Husain, bu ince gözlemleri hastalarının semptomlarıyla yan yana koyarak kimliklerin nasıl şekillendiğini ve nasıl yok edilebileceğini gösterir. Bu insanların kim olduğunu ve şimdi kim olduklarını görüyoruz.
Ama kitap beni umutsuzluk bırakmadı. Aksine, insan beynine hayran kaldım ve son sayfayı kendim için yeni bir takdirle bitirdim. Bu, Husain’in beyin fonksiyonlarının açık açıklamalarına bağlıdır, çünkü beynin anıları nasıl sakladığını, motivasyonu kıvırdığını ve nesneleri algıladığını göstermek için her durumun nörolojik temellerini kullanır.
Tüm hikayeler de kasvetli değil.

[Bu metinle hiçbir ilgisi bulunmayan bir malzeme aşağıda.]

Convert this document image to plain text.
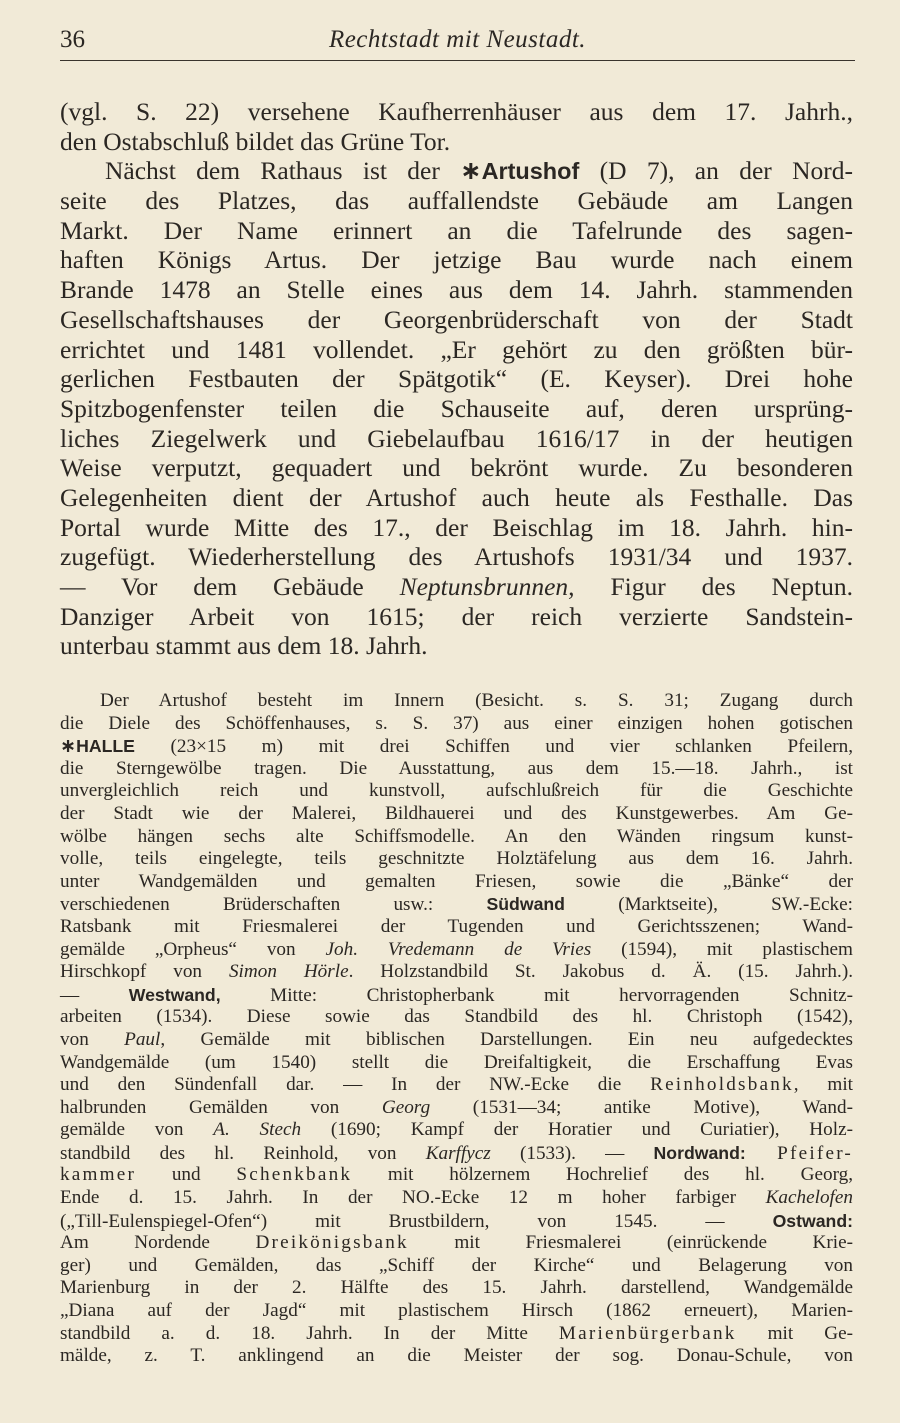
36	Rechtstadt mit Neustadt.
(vgl. S. 22) versehene Kaufherrenhäuser aus dem 17. Jahrh.,
den Ostabschluß bildet das Grüne Tor.
Nächst dem Rathaus ist der ∗Artushof (D 7), an der Nord-
seite des Platzes, das auffallendste Gebäude am Langen
Markt. Der Name erinnert an die Tafelrunde des sagen-
haften Königs Artus. Der jetzige Bau wurde nach einem
Brande 1478 an Stelle eines aus dem 14. Jahrh. stammenden
Gesellschaftshauses der Georgenbrüderschaft von der Stadt
errichtet und 1481 vollendet. „Er gehört zu den größten bür-
gerlichen Festbauten der Spätgotik“ (E. Keyser). Drei hohe
Spitzbogenfenster teilen die Schauseite auf, deren ursprüng-
liches Ziegelwerk und Giebelaufbau 1616/17 in der heutigen
Weise verputzt, gequadert und bekrönt wurde. Zu besonderen
Gelegenheiten dient der Artushof auch heute als Festhalle. Das
Portal wurde Mitte des 17., der Beischlag im 18. Jahrh. hin-
zugefügt. Wiederherstellung des Artushofs 1931/34 und 1937.
— Vor dem Gebäude Neptunsbrunnen, Figur des Neptun.
Danziger Arbeit von 1615; der reich verzierte Sandstein-
unterbau stammt aus dem 18. Jahrh.
Der Artushof besteht im Innern (Besicht. s. S. 31; Zugang durch
die Diele des Schöffenhauses, s. S. 37) aus einer einzigen hohen gotischen
∗HALLE (23×15 m) mit drei Schiffen und vier schlanken Pfeilern,
die Sterngewölbe tragen. Die Ausstattung, aus dem 15.—18. Jahrh., ist
unvergleichlich reich und kunstvoll, aufschlußreich für die Geschichte
der Stadt wie der Malerei, Bildhauerei und des Kunstgewerbes. Am Ge-
wölbe hängen sechs alte Schiffsmodelle. An den Wänden ringsum kunst-
volle, teils eingelegte, teils geschnitzte Holztäfelung aus dem 16. Jahrh.
unter Wandgemälden und gemalten Friesen, sowie die „Bänke“ der
verschiedenen Brüderschaften usw.: Südwand (Marktseite), SW.-Ecke:
Ratsbank mit Friesmalerei der Tugenden und Gerichtsszenen; Wand-
gemälde „Orpheus“ von Joh. Vredemann de Vries (1594), mit plastischem
Hirschkopf von Simon Hörle. Holzstandbild St. Jakobus d. Ä. (15. Jahrh.).
— Westwand, Mitte: Christopherbank mit hervorragenden Schnitz-
arbeiten (1534). Diese sowie das Standbild des hl. Christoph (1542),
von Paul, Gemälde mit biblischen Darstellungen. Ein neu aufgedecktes
Wandgemälde (um 1540) stellt die Dreifaltigkeit, die Erschaffung Evas
und den Sündenfall dar. — In der NW.-Ecke die Reinholdsbank, mit
halbrunden Gemälden von Georg (1531—34; antike Motive), Wand-
gemälde von A. Stech (1690; Kampf der Horatier und Curiatier), Holz-
standbild des hl. Reinhold, von Karffycz (1533). — Nordwand: Pfeifer-
kammer und Schenkbank mit hölzernem Hochrelief des hl. Georg,
Ende d. 15. Jahrh. In der NO.-Ecke 12 m hoher farbiger Kachelofen
(„Till-Eulenspiegel-Ofen“) mit Brustbildern, von 1545. — Ostwand:
Am Nordende Dreikönigsbank mit Friesmalerei (einrückende Krie-
ger) und Gemälden, das „Schiff der Kirche“ und Belagerung von
Marienburg in der 2. Hälfte des 15. Jahrh. darstellend, Wandgemälde
„Diana auf der Jagd“ mit plastischem Hirsch (1862 erneuert), Marien-
standbild a. d. 18. Jahrh. In der Mitte Marienbürgerbank mit Ge-
mälde, z. T. anklingend an die Meister der sog. Donau-Schule, von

Her şey hakkında ilgisiz olan David’i düşünün. Husain, David’in motivasyonunu geri kazandıran ve onu tembel bir şeyden hevesli bir go-alıcıya dönüştüren bir ilaç buldu.
Benim tek dileğim, Husain’in hastaları arasında en az bir hikaye daha yer açmak için bazı kişisel fıkralarını kesmiş olması. Benim için, Husain’in hayatı veya küresel işleri hakkındaki parçacıklar ana anlatının akışını kırdı.
Bu bir yana, Beynimiz, benliklerimiz değerli bir okuma. Bizi kim olduğumuzu zorlayıcı, nörolojik bir perspektiften yapan dikenli soruyu ele aldığı için ilgi çekici ve bilgilendiricidir. Ayrıca bir gün farklı bir insan olarak uyanabileceğimi de gösteriyor. Umarım o gün asla gelmez – ben olduğum için minnettarım.